Double Meaning Status and Double Meaning Quotes For Whatsapp & Facebook

Double Meaning Status : Are you Looking for Double Meaning Quotes? Today We are going to Share the Collection of Best Double Meaning Status with You. Double Meaning Status For Whatsapp.

Double Meaning Status and Double Meaning Quotes For Whatsapp

I hate sitting in a seat warmed by someone else.

I guess if you spoke your mind, you’d be speechless, huh?

You miss 100 percent of the shots u never take.

Your lips are like wine & I wanna get drunk.

You remind me of my Chinese friend… Ug Lee.

I’m a freelance gynecologist. How long has it been since your last checkup?

Women and rocks are very much alike … We skip the flat ones.

Whats the worst thing you can do to a blind man? Leave the plunger in the toilet!

If you`re texting two people at the same time, you are bitextual.

Don’t call the world dirty because you forgot to clean your glasses.

An evil person is like a dirty window, they never let the light shine through.

People say I have a dirty mind… But I say its just creative!

Not all cute guys have girlfriends, most of them have boyfriends…

People say I got a dirty mind, I just think I’ve got a good imagination lol..

You keep smiling like that and everyone is gonna wonder what you did last night..
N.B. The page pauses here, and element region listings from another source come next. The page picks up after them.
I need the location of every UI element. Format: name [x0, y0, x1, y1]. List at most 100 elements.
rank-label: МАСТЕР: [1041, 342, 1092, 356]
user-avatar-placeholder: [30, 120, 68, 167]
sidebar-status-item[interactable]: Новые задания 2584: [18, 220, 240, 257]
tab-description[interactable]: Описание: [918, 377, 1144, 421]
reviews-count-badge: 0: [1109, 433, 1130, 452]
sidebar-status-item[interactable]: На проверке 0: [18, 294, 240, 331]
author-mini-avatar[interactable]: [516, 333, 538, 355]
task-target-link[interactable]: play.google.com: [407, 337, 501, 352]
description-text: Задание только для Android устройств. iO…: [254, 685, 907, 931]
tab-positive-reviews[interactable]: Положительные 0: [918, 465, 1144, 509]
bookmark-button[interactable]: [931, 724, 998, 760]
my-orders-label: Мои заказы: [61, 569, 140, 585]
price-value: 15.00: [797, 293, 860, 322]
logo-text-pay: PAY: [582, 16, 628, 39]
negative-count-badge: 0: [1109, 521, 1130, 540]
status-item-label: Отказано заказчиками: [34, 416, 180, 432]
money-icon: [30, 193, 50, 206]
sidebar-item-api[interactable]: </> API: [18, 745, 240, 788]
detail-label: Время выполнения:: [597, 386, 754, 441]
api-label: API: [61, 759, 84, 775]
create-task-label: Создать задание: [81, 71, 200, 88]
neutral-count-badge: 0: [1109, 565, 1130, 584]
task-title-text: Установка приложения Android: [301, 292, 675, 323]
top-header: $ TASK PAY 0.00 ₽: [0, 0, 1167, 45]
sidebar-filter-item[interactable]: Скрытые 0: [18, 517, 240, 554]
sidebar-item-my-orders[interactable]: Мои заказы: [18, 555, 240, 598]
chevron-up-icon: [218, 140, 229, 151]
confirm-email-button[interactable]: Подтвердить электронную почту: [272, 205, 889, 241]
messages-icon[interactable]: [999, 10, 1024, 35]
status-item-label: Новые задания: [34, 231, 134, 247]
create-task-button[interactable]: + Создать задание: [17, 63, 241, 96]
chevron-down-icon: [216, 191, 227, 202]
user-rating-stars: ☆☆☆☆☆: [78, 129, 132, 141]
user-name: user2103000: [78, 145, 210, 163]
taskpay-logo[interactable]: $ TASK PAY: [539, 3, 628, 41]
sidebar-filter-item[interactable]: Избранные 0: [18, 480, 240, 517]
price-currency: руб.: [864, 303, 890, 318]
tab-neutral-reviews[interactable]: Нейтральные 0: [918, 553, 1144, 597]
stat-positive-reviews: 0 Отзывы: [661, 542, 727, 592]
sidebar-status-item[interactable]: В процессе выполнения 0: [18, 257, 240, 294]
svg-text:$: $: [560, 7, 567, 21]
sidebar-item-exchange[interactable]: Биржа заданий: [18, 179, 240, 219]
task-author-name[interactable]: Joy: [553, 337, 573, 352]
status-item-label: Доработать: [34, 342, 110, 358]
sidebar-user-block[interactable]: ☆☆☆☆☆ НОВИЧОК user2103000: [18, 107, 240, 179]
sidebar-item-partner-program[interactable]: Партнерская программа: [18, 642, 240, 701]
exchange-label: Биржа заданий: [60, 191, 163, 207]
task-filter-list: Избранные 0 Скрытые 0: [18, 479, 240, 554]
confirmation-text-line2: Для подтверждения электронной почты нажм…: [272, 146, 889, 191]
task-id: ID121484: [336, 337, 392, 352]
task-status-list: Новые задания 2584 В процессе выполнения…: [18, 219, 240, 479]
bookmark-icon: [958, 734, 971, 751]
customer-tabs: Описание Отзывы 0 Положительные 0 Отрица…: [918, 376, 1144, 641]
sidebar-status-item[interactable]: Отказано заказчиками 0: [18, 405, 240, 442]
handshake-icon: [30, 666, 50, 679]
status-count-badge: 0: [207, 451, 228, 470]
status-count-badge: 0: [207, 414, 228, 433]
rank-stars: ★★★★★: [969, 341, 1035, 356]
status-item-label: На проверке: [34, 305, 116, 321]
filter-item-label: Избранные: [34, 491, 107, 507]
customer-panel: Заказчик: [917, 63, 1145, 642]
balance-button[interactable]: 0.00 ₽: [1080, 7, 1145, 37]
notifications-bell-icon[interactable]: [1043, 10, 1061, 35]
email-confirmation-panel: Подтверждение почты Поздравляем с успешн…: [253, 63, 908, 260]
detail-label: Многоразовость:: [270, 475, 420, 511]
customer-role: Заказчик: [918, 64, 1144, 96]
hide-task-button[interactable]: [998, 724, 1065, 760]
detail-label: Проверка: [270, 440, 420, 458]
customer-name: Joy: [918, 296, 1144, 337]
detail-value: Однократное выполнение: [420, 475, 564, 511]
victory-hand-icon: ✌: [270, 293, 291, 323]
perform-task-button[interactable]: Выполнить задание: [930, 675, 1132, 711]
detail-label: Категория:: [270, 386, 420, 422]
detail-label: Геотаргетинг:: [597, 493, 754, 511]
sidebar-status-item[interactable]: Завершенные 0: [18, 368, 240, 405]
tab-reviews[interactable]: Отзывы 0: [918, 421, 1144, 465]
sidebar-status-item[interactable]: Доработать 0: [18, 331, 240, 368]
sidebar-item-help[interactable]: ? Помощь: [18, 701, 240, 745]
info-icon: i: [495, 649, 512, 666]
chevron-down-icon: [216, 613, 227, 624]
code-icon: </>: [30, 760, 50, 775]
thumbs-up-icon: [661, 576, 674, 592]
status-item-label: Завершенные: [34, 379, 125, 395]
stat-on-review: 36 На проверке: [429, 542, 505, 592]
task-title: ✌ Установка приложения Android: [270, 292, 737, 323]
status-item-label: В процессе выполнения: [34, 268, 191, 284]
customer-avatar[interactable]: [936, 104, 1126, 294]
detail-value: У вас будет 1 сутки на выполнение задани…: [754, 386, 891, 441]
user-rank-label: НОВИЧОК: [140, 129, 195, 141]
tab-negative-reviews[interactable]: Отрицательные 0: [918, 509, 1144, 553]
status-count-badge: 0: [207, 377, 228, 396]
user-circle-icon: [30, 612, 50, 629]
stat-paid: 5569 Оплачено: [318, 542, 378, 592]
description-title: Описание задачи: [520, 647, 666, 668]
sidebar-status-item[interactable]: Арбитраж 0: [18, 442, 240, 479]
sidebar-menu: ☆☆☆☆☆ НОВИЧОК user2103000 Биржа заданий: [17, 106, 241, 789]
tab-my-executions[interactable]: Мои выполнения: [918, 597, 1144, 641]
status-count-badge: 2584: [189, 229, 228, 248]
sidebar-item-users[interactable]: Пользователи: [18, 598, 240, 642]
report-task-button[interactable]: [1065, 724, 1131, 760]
Police officer: “Can you identify yourself, sir?”

Driver pulls out his mirror and says: “Yes, it’s me.”

I Am Not Special , I Am Just Limited Edition

You keep smiling like that and everyone is gonna wonder what you did last night.

We have a history together ……and English and French also

I’m a freelance gynecologist. How long has it been since your last checkup?

My study period = 15 minutes. My break time = 3 hours.

What’s the differences between a woman with PMS and a Pitt Bull? – Lipstick

What did right boob say to the left one – you are my “breast friend”

Boy; Your singing beautifully! Girl: Thanks but I’m a bathroom singer. Boy: Then invite me for your live show!

Knock, Knock, who’s there? Ice cream! Ice cream who? Ice cream if you don’t let me in!

Women and rocks are very much alike … We skip the flat ones.

Yo momma is so fat when she got on the scale it said, “I need your weight not your phone number.

My mother-in-law fell down a wishing well, I was amazed, I never knew they worked.

Bitch swear they Baby Smarter than every other Baby.. “My Baby can count to 10” Bitch he’s 18 years old, he supposed to!

When my wife starts to sing I always go out and do some garden work so our neighbors can see there’s no domestic violence going on.

Doctor: Mrs. Anita good news for you! Girl: What do you mean Mrs. Anita? I’m Miss Anita! Doctor: Oh! Sorry Miss Anita…Bad news for you!

Touch it gently, put 2 fingers inside, if it’s wide use 3 fingers, make sure it’s wet and rub up and down. Yep that’s how you wash a cup.